Environment can make or break you success.

The right environment can make progress much easier.

Stroll through any social media site and you’ll be bombarded with well-meaning suggestions for improving your motivation, will power, and drive to succeed. But behavioral psychology writer James Clear suggests in his recent article “Motivation is Overvalued. Environment Often matters More” that success may come less from your soul than your surroundings.

What I learned from this article

Clear draws his basic example from Jared Diamond’s book Guns, Germs, and Steel, in which he notes that early agricultural innovations could spread more easily in east-west directions, than in north-south trajectories. Along one latitude, growing conditions change comparatively little, so if you know how to grow a crop near Paris, you can grow the same crop in Vienna. But it doesn’t work if your expansion route runs north-south. A crop that grows well in Montreal won’t necessarily do well in Florida.

Diamond’s point is that Europe and Asia developed stronger societies faster than the Americas or Africa because of this environmental advantage. Clear relates this idea back to the concepts of self-improvement and motivation.

  • Success may come from outside as much as from inside.
  • Environment can be a secret weapon in encouraging positive habits.
  • Removing little obstacles can be more effective than overcoming them.
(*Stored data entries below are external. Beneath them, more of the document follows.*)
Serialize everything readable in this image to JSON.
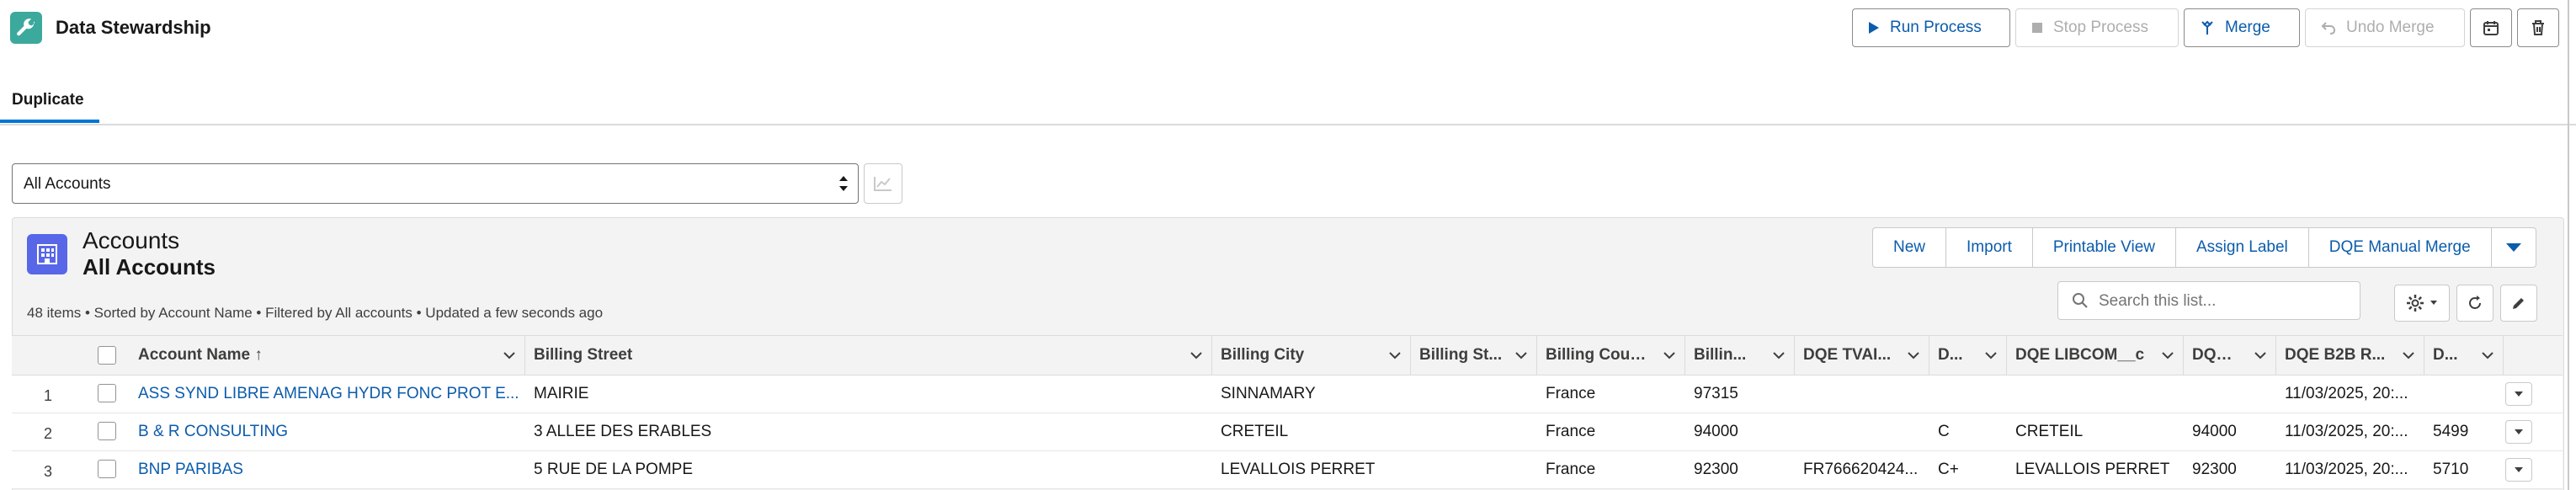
{
  "app": {
    "title": "Data Stewardship",
    "icon": "wrench-icon",
    "accent": "#3ba99c"
  },
  "toolbar": {
    "run_process": "Run Process",
    "stop_process": "Stop Process",
    "merge": "Merge",
    "undo_merge": "Undo Merge"
  },
  "tabs": [
    {
      "label": "Duplicate",
      "active": true
    }
  ],
  "list_selector": {
    "value": "All Accounts"
  },
  "list_view": {
    "object_name": "Accounts",
    "view_name": "All Accounts",
    "meta": "48 items • Sorted by Account Name • Filtered by All accounts • Updated a few seconds ago",
    "buttons": [
      "New",
      "Import",
      "Printable View",
      "Assign Label",
      "DQE Manual Merge"
    ],
    "search_placeholder": "Search this list...",
    "object_color": "#5867e8"
  },
  "table": {
    "columns": [
      "Account Name",
      "Billing Street",
      "Billing City",
      "Billing St...",
      "Billing Coun...",
      "Billin...",
      "DQE TVAI...",
      "D...",
      "DQE LIBCOM__c",
      "DQE ...",
      "DQE B2B R...",
      "D..."
    ],
    "sorted_column_indicator": "↑",
    "rows": [
      {
        "num": "1",
        "cells": [
          "ASS SYND LIBRE AMENAG HYDR FONC PROT E...",
          "MAIRIE",
          "SINNAMARY",
          "",
          "France",
          "97315",
          "",
          "",
          "",
          "",
          "11/03/2025, 20:...",
          ""
        ]
      },
      {
        "num": "2",
        "cells": [
          "B & R CONSULTING",
          "3 ALLEE DES ERABLES",
          "CRETEIL",
          "",
          "France",
          "94000",
          "",
          "C",
          "CRETEIL",
          "94000",
          "11/03/2025, 20:...",
          "5499"
        ]
      },
      {
        "num": "3",
        "cells": [
          "BNP PARIBAS",
          "5 RUE DE LA POMPE",
          "LEVALLOIS PERRET",
          "",
          "France",
          "92300",
          "FR766620424...",
          "C+",
          "LEVALLOIS PERRET",
          "92300",
          "11/03/2025, 20:...",
          "5710"
        ]
      }
    ]
  }
}
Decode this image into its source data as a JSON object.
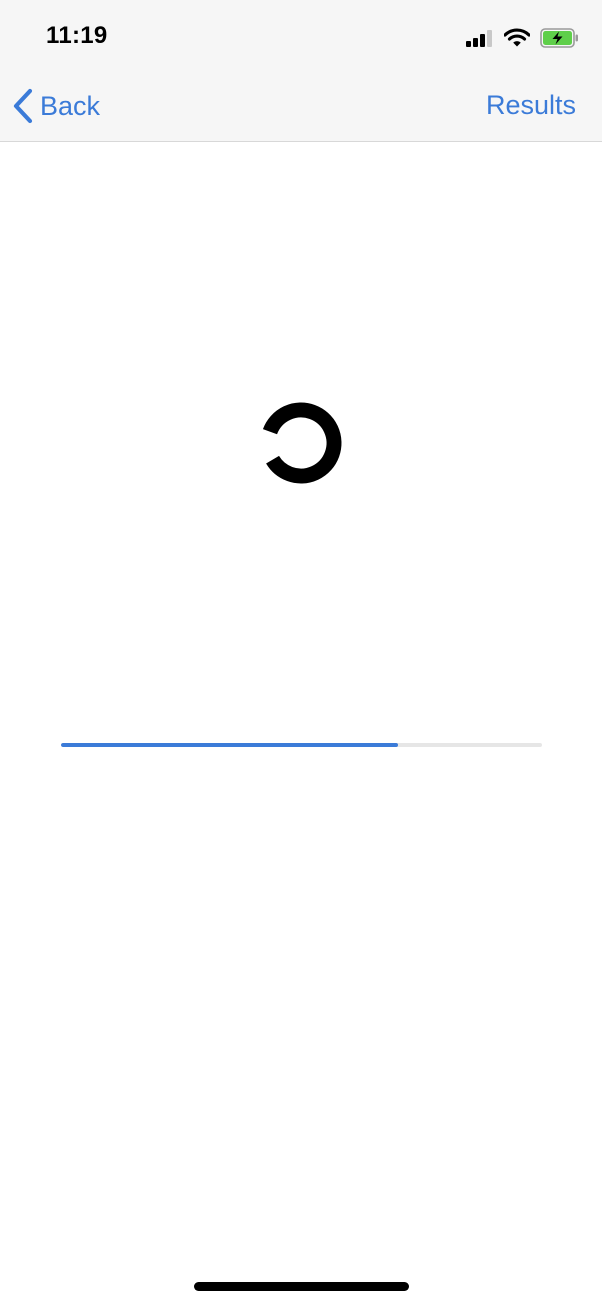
{
  "status_bar": {
    "time": "11:19",
    "icons": [
      "cellular-signal-icon",
      "wifi-icon",
      "battery-charging-icon"
    ]
  },
  "nav": {
    "back_label": "Back",
    "results_label": "Results"
  },
  "loading": {
    "spinner_icon": "loading-spinner-icon",
    "progress": 0.7
  },
  "colors": {
    "accent": "#3b7bd8",
    "navbar_bg": "#f6f6f6",
    "progress_track": "#e6e6e6",
    "battery_fill": "#5fcf4a",
    "text_primary": "#000000"
  }
}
Success may come from outside as much as from inside.

Although we like to tell success stories of people who overcame great obstacles, and we like to attribute success to motivation, talent, and grit, Clear suggests that “if you want to maximize your odds of success, then you need to operate in an environment that accelerates your results rather than hinders them.” Even great athletes and musicians with all their talent and fortitude invariably develop amongst families, friends, and institutions that bolster rather than thwart their efforts.

Environment can be a secret weapon in encouraging positive habits.

At any given moment, we’re largely unaware of our surroundings, but they unconsciously guide our actions. Clear cites research showing that if you use a smaller dinner plate you eat less. And he notes that if you embed triggers for good behaviors into your existing routines, like signing up for a gym that’s right on your way home from work, you’ll be more likely to adopt those habits.

Removing little obstacles can be more effective than overcoming them.

Just as your environment can impact your good behaviors, it can encourage poor ones. That bowl of candy innocently sitting on your desk will beat your diet will power eventually. Clear notes that removing little obstacles makes it much easier to adopt good habits. You can even help entire companies perform better just by weeding out inefficiencies in work processes.

My comments

Learning and development experts have long known that environment plays an important role in how well people absorb and retain information. We’re starting to acknowledge environment as a tool in improving training transfer and performance. I think we should consider its role in developing a learning culture as well.

As Clear points out, if we want people to change their behaviors, we can put triggers for desirable actions in the work flow and subtly influence our actions. Setting up an environment for success may not be as sexy or fun as gamification and 3-D videos, but it could be a much more powerful secret weapon for learning.

Thanks to James Clear for an insightful and thought-provoking article.